Un concept dynamique


La démarche préventive du risque alcool a évolué dans ses objectifs, ses méthodes et ses moyens.
Elle est passée d’une démarche centrée sur le danger des produits et les conséquences morales de l’alcoolisme (début du XXème) à une démarche centrée sur une information scientifique et sans cesse actualisée du risque alcool.

Aujourd’hui, la démarche préventive est globale. Elle est constituée de l’ensemble des actions qui permettent de promouvoir la santé individuelle et collective.

Cette démarche globale prend en compte l’alcool et les autres produits psychoactifs, les personnes et le contexte de consommation.

La prévention du risque alcool conduit à repérer :

1- Des sujets à haut risque : les jeunes, les femmes enceintes et les sujets     comptant dans leur famille un parent biologique ayant un problème d’alcool     (dépendance, cirrhose…)

 

2-
Des situations potentiellement dangereuses : manifestations collectives, route, monde du travail…
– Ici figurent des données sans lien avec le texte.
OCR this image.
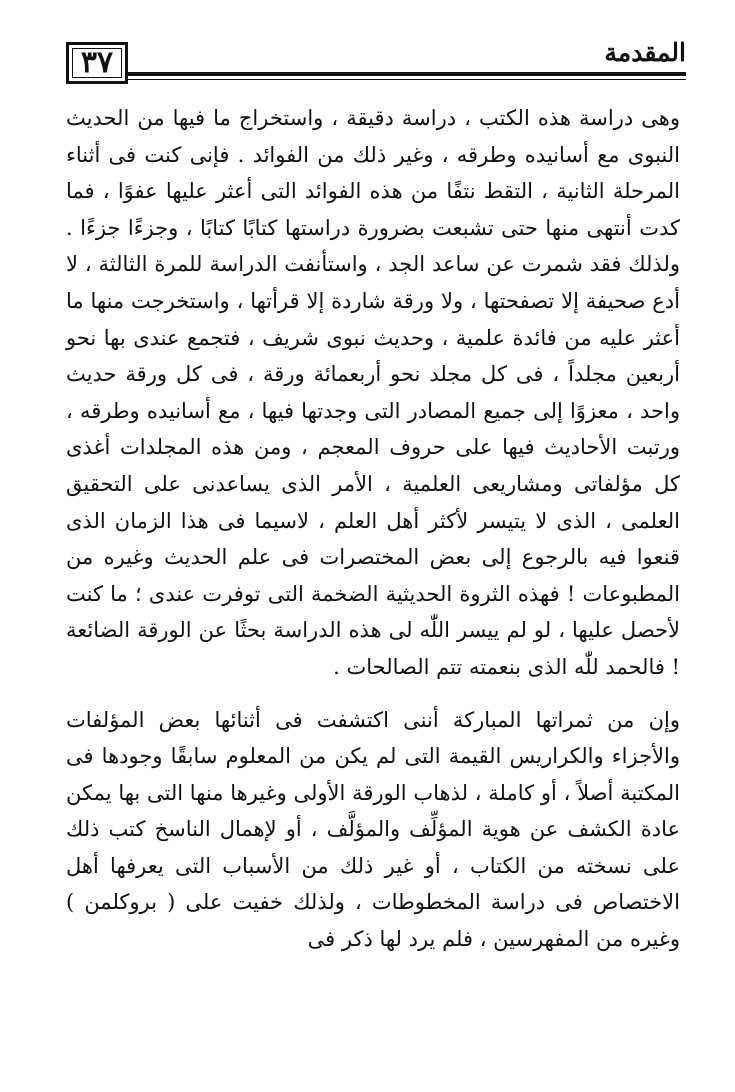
٣٧	المقدمة

وهى دراسة هذه الكتب ، دراسة دقيقة ، واستخراج ما فيها من الحديث النبوى مع أسانيده وطرقه ، وغير ذلك من الفوائد . فإنى كنت فى أثناء المرحلة الثانية ، التقط نتفًا من هذه الفوائد التى أعثر عليها عفوًا ، فما كدت أنتهى منها حتى تشبعت بضرورة دراستها كتابًا كتابًا ، وجزءًا جزءًا . ولذلك فقد شمرت عن ساعد الجد ، واستأنفت الدراسة للمرة الثالثة ، لا أدع صحيفة إلا تصفحتها ، ولا ورقة شاردة إلا قرأتها ، واستخرجت منها ما أعثر عليه من فائدة علمية ، وحديث نبوى شريف ، فتجمع عندى بها نحو أربعين مجلداً ، فى كل مجلد نحو أربعمائة ورقة ، فى كل ورقة حديث واحد ، معزوًا إلى جميع المصادر التى وجدتها فيها ، مع أسانيده وطرقه ، ورتبت الأحاديث فيها على حروف المعجم ، ومن هذه المجلدات أغذى كل مؤلفاتى ومشاريعى العلمية ، الأمر الذى يساعدنى على التحقيق العلمى ، الذى لا يتيسر لأكثر أهل العلم ، لاسيما فى هذا الزمان الذى قنعوا فيه بالرجوع إلى بعض المختصرات فى علم الحديث وغيره من المطبوعات ! فهذه الثروة الحديثية الضخمة التى توفرت عندى ؛ ما كنت لأحصل عليها ، لو لم ييسر اللّٰه لى هذه الدراسة بحثًا عن الورقة الضائعة ! فالحمد للّٰه الذى بنعمته تتم الصالحات .

وإن من ثمراتها المباركة أننى اكتشفت فى أثنائها بعض المؤلفات والأجزاء والكراريس القيمة التى لم يكن من المعلوم سابقًا وجودها فى المكتبة أصلاً ، أو كاملة ، لذهاب الورقة الأولى وغيرها منها التى بها يمكن عادة الكشف عن هوية المؤلِّف والمؤلَّف ، أو لإهمال الناسخ كتب ذلك على نسخته من الكتاب ، أو غير ذلك من الأسباب التى يعرفها أهل الاختصاص فى دراسة المخطوطات ، ولذلك خفيت على ( بروكلمن ) وغيره من المفهرسين ، فلم يرد لها ذكر فى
3- Elle se met en œuvre avec des méthodes participatives : l’intervenant en prévention n’est pas l’expert, c’est un     animateur facilitateur, révélateur des potentialités individuelles.


Les principes méthodologiques :


La prévention s’appuie sur :
    - une approche pluridisciplinaire et partenariale
    - une approche qui s’inscrit dans la durée
    - du participatif et de l’interactif
    - une approche évaluative

La prévention s’appuie sur des données actualisées par l’ensemble des communautés scientifiques y compris celles représentant les sciences humaines. Elle doit rendre ces connaissances accessibles aux différents publics en les expliquant et en facilitant leur appropriation.

 
Dans la pratique, il convient de construire et/ou s’inscrire dans une démarche éducative favorisant la réflexion et la participation active plutôt que la seule transmission d’information. Car si l’information est un droit, elle ne saurait être suffisante.
Elle doit permettre de fonder la prévention sur des données objectives et non sur des préjugés, et d’obtenir des modifications de comportements.

La prévention nécessite de la part des acteurs l’acquisition de savoirs, de savoir-être, de savoir-faire et de capacités de faire-savoir pertinents : on ne peut s’improviser acteur de prévention.
Les professionnels de l’ANPAA 41 bénéficient de formations internes et du plan de formation continue permettant de renforcer et de réactualiser leurs connaissances théoriques et méthodologiques.

Source : Charte de prévention de l’ANPAA Nationale PARIS.